Pause and ask yourself what you are devoted to. Are you devoted to the bustle of your to-do list? Are you devoted to the twisting crimps of the day’s most petty emotions? Or are you devoted to things more whimsical, more peculiar, more sensuous, more subversive, more lustrous, more delectable, more divine—that’s right, the wonderful swirl of life around you!

We tend to give our attention away too easily. A screen calls us like a siren, and we’re helplessly in thrall to its songs. The act of attention is an act of assertion, though: you’re claiming your life instead of being claimed by it.

If we pay attention to our attention, we’ll find an instruction manual on how to focus our gaze. Things that generally go unnoticed suddenly blossom with unexpected life. The twig, soon to fall off of a tree, trembling in the wind. The crumb on a plate that becomes a snowflake on our tongues.

One definition of a story: it’s a series of moments of attention.

So hone the craft of being alert to life. Notice gravity. Notice oil stains on pavement. Notice arabesques in dust. Notice the quiet glories hidden in people. Notice the pace of your breaths. There’s always a revelation to be found, a nuance to be traced. The tatters of fog swaying in the wind. A tree’s strange calligraphy against the sky. Drizzle whispering on the windows.

“One tree is like another, but not too much. One tulip is like the next tulip, but not altogether,” wrote Mary Oliver.

We are what we think about. We are what we put our energy towards.

How to define “adventure”

In my early days as a writer, I think my attention was more powerful, more focused, more delightful, more nourishing because I was so entirely driven by shaping myself into a writer. I searched out firsts. I took all sorts of risks (many I shouldn’t have). I only wanted an adventurous life.

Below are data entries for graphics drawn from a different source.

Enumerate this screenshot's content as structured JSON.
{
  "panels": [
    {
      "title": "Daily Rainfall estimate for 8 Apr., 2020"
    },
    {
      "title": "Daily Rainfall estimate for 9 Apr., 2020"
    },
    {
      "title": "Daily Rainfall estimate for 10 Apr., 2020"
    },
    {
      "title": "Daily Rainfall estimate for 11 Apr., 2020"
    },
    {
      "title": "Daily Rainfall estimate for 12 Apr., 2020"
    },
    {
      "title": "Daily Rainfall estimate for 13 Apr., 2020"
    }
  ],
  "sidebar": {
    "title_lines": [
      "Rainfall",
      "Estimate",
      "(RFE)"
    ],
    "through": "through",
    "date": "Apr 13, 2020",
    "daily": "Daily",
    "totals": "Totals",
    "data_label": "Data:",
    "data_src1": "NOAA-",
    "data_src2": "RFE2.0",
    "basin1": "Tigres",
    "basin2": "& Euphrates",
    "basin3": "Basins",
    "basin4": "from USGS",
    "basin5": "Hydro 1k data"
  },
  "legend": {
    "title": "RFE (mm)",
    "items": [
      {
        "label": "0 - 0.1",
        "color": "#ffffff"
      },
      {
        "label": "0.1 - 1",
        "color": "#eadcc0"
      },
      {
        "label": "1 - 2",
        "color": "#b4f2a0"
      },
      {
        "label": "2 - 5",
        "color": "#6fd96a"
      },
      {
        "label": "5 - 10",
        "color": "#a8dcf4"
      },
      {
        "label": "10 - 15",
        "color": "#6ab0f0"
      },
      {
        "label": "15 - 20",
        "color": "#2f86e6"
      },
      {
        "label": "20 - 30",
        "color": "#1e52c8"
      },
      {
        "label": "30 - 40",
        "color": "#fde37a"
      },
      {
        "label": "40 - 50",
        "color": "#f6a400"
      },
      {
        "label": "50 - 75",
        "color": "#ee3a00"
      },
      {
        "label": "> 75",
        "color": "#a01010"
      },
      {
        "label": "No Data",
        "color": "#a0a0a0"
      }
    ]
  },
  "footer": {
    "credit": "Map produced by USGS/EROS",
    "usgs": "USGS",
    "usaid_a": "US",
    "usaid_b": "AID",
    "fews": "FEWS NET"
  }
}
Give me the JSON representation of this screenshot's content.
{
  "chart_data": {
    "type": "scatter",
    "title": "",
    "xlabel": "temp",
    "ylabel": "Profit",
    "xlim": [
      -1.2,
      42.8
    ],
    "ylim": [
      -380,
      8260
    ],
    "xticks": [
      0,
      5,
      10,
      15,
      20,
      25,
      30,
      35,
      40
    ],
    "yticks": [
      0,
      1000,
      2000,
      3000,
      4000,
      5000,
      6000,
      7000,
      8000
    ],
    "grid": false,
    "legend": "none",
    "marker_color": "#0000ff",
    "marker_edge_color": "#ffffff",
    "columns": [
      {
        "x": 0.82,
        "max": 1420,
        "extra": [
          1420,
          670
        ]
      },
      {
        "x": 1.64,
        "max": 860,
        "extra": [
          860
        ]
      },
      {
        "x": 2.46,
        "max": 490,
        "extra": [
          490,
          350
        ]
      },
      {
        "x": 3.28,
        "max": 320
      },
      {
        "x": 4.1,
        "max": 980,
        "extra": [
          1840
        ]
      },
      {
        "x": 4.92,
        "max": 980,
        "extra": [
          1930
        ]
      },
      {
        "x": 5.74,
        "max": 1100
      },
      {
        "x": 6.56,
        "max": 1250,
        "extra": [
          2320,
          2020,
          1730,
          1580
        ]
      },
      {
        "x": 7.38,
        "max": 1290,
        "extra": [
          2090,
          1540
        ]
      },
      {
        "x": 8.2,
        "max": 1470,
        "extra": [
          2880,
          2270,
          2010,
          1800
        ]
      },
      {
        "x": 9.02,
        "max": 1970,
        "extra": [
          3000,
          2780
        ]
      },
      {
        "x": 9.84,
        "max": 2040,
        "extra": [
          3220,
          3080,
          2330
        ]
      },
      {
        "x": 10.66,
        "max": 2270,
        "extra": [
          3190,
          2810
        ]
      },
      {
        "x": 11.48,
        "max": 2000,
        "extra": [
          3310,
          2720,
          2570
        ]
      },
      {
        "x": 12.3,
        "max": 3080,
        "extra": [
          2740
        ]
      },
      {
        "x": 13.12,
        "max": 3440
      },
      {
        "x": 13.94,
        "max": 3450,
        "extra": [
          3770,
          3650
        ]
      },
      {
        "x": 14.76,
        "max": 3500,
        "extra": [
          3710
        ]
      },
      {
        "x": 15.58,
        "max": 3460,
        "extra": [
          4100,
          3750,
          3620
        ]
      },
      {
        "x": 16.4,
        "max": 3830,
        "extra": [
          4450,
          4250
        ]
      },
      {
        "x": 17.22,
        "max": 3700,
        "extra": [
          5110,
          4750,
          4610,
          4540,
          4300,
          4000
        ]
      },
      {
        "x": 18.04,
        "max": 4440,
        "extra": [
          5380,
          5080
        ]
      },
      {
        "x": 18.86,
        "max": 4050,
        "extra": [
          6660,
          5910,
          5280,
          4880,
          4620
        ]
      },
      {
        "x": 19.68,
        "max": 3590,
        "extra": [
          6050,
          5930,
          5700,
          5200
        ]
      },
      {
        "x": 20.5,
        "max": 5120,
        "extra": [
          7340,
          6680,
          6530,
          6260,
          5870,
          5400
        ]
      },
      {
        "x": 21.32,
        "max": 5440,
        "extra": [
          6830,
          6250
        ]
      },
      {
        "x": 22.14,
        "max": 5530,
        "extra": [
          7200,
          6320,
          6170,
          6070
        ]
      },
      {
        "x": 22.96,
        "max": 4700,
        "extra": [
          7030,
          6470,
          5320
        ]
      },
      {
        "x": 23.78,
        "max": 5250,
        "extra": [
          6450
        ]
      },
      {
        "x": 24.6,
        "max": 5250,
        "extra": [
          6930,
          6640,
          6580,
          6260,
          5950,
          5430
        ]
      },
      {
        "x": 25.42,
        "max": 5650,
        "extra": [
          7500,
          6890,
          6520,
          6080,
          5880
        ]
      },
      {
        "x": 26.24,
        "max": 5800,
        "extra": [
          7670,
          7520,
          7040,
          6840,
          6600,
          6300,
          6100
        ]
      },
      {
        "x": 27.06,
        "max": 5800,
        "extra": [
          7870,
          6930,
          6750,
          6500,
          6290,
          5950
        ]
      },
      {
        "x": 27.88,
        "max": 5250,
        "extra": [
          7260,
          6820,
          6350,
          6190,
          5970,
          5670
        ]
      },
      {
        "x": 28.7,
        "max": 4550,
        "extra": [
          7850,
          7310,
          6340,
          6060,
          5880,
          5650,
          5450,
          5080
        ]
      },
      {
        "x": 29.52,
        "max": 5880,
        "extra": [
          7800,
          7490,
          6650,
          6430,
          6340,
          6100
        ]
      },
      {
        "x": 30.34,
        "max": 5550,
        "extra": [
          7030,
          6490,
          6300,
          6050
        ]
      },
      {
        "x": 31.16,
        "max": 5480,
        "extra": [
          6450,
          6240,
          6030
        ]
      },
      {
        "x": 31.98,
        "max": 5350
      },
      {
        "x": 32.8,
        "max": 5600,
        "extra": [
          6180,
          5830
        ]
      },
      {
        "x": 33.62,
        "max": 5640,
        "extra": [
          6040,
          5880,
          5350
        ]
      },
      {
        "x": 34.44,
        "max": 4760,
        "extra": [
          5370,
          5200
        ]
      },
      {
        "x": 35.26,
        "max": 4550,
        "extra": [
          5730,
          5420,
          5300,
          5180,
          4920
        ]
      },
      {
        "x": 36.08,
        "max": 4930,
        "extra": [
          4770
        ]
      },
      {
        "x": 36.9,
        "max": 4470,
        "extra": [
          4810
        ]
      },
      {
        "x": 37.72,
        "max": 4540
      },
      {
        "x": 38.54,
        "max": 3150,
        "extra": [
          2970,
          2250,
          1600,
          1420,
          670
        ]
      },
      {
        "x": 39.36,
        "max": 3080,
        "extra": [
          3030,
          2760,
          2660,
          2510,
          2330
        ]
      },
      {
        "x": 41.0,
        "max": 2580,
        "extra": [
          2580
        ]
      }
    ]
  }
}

I thought of adventure in terms of peak experiences back then, but adventure can take many forms. The best kind of adventure isn’t necessarily about climbing the mountain, but noticing the mountain. You can climb a mountain without noticing it, after all, and you can notice a mountain without climbing it.

Adventure might be best defined as simply being alert to life.

By paying attention to my life in the care center, it’s turned into a type of adventure because noticing is making life come alive.

We make life come alive by paying attention to it.